I want to build an extension to my house on land occupied by an out house that I own. The out house is bound on three sides by crown land. Ideally I would like to extend a little further than the boundary of my out house onto the crown land. What happens if I just build it? Is it possible for me to buy or lease the additional land from someone?
Submitted: 3 years ago.
Category: Property Law
Expert:  wingrovebuyer replied 3 years ago.

wingrovebuyer : Hello. If you build on land you don't own, you risk being ordered to demolish the building. Accordingly, it isn't a good idea. You will need to buy the extra land so that you can build, or take a very long lease of it. That second option is a bit messy, because then you'd have one building part on freehold, part leasehold and that's not ideal if you ever want to sell. Best option is to buy the land you need. You will need to contact the Crown Estate Commissioners to ask if they'd be willing to sell.
Customer: Wouldn't building on the land give me the same option to claim it after a number of years as putting up a fence would?
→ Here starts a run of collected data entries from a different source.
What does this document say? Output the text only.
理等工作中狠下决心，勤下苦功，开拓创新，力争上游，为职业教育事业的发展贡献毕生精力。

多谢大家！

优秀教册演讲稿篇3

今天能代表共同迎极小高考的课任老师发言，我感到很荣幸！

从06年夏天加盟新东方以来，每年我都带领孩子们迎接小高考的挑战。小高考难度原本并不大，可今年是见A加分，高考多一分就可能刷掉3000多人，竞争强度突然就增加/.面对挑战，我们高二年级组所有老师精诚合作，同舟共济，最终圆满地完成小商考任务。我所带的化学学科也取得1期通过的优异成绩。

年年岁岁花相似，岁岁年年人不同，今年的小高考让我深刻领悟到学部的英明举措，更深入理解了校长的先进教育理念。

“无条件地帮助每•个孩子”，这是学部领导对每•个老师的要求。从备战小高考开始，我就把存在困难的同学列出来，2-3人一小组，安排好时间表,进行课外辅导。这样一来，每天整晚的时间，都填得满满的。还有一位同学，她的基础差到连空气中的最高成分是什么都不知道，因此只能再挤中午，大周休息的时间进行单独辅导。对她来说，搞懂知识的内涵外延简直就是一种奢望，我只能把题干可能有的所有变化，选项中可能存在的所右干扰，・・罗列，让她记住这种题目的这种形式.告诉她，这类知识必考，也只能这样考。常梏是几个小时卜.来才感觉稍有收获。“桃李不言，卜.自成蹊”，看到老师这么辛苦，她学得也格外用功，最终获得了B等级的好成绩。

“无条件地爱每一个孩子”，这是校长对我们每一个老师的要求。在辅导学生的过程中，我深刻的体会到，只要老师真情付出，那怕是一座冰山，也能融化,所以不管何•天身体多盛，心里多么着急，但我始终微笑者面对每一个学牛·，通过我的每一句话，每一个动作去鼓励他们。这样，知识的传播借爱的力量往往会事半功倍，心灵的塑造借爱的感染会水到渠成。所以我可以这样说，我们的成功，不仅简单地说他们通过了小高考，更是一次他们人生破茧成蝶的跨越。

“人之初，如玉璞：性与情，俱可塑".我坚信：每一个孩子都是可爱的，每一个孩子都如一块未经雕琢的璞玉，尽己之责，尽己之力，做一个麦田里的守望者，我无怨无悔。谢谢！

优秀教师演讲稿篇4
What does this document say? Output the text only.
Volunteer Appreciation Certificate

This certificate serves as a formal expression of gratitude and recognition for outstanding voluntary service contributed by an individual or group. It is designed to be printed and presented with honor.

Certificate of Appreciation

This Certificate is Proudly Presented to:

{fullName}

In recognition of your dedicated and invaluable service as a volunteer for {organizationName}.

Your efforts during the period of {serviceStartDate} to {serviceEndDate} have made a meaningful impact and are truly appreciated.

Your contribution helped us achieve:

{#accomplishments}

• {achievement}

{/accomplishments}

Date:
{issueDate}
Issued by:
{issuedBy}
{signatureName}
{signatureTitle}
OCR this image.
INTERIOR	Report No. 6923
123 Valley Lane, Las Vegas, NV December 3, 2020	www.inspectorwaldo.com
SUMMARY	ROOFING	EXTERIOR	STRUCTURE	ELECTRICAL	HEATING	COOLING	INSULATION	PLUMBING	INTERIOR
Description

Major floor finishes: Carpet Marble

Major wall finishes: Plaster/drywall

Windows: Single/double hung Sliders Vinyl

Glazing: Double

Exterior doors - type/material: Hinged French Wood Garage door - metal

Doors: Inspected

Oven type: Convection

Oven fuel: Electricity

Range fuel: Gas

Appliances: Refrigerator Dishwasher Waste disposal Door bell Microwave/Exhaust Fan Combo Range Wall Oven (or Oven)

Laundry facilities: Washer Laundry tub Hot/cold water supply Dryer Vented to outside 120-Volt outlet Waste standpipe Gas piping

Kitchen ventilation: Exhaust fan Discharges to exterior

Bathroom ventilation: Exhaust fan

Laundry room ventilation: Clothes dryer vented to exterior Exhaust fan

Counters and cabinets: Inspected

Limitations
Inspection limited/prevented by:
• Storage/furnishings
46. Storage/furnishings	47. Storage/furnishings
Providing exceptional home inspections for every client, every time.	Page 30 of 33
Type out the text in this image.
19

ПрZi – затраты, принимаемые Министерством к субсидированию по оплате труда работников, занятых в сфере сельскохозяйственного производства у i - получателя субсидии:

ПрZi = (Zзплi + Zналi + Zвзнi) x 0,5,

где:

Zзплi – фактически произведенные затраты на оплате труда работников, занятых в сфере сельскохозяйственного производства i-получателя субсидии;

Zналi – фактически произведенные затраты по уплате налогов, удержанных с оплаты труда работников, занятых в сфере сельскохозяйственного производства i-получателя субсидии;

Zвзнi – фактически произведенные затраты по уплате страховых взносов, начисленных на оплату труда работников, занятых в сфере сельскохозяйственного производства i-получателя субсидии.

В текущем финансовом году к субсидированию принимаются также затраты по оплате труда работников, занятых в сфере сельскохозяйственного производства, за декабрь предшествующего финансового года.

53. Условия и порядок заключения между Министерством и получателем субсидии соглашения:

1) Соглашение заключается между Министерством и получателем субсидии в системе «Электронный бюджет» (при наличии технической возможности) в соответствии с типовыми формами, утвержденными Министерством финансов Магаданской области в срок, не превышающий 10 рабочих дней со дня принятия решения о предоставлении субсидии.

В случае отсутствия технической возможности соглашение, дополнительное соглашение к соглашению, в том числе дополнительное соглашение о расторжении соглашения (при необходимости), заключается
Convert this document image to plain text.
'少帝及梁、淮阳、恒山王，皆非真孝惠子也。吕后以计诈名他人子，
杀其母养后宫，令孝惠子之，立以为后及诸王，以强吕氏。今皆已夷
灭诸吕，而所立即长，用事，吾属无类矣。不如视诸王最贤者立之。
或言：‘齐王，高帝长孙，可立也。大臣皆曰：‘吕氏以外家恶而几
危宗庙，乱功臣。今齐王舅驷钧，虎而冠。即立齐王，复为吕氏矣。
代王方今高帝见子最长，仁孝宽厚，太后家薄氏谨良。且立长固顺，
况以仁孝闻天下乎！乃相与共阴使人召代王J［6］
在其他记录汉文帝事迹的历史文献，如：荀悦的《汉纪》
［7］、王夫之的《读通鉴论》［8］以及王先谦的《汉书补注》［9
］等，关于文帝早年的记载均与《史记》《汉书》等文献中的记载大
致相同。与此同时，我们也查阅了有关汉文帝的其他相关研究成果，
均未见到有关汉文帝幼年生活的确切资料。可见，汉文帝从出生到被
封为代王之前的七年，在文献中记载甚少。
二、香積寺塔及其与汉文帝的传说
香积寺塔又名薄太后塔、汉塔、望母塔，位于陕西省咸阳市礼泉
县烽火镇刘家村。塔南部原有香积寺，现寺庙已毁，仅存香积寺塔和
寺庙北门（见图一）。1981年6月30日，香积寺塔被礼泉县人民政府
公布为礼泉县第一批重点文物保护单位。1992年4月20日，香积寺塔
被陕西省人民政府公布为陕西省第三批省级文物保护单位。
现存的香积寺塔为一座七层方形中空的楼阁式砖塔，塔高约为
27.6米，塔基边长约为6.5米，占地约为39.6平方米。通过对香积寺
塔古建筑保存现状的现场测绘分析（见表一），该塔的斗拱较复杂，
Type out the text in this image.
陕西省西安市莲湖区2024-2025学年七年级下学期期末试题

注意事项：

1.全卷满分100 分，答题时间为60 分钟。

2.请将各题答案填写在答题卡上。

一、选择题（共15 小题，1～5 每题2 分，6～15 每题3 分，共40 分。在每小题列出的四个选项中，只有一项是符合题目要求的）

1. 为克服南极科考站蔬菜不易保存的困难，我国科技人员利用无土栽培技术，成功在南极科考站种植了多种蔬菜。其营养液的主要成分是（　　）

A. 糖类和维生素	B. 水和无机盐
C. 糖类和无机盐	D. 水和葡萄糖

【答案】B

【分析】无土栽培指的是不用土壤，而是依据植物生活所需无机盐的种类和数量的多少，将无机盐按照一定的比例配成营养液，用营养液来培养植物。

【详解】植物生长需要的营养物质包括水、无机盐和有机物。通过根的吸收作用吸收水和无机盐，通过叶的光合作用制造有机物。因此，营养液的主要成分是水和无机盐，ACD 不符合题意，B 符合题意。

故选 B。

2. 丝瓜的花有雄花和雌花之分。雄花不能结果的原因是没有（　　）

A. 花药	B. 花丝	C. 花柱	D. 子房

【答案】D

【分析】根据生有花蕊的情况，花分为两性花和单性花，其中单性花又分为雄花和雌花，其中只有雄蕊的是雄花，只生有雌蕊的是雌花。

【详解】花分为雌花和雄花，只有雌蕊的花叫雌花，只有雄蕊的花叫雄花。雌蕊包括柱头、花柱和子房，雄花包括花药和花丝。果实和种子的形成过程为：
Customer: I know the best option would be to buy but I have been unable to find any info about how likely it is that I could do this. I wondered whether this was a common and/or easy/quick thing to do.
wingrovebuyer : It depends. If the land is registered at Land Registry, you could claim ownership after 10 years, but only with the registered owners permission. If it isn't registered at Land Registry, you don't need their permission but the period is 12 years. However, you say the land is crown land. If it is owned by the crown, these periods are extended to 30 years. The problem is, though, that at any time before these periods, the owner could take legal action against you for trespass. Although unlikely, the courts could feasibly order you to demolish the extension. At best, XXXXX XXXXX you pay damages to the owner. You probably won't be able to sell or mortgage the property either, due to part of it not being on your land. Sorry - there's no easy answer. In my view you need to buy the land or just build on your own land to avoid what could be very serious problems.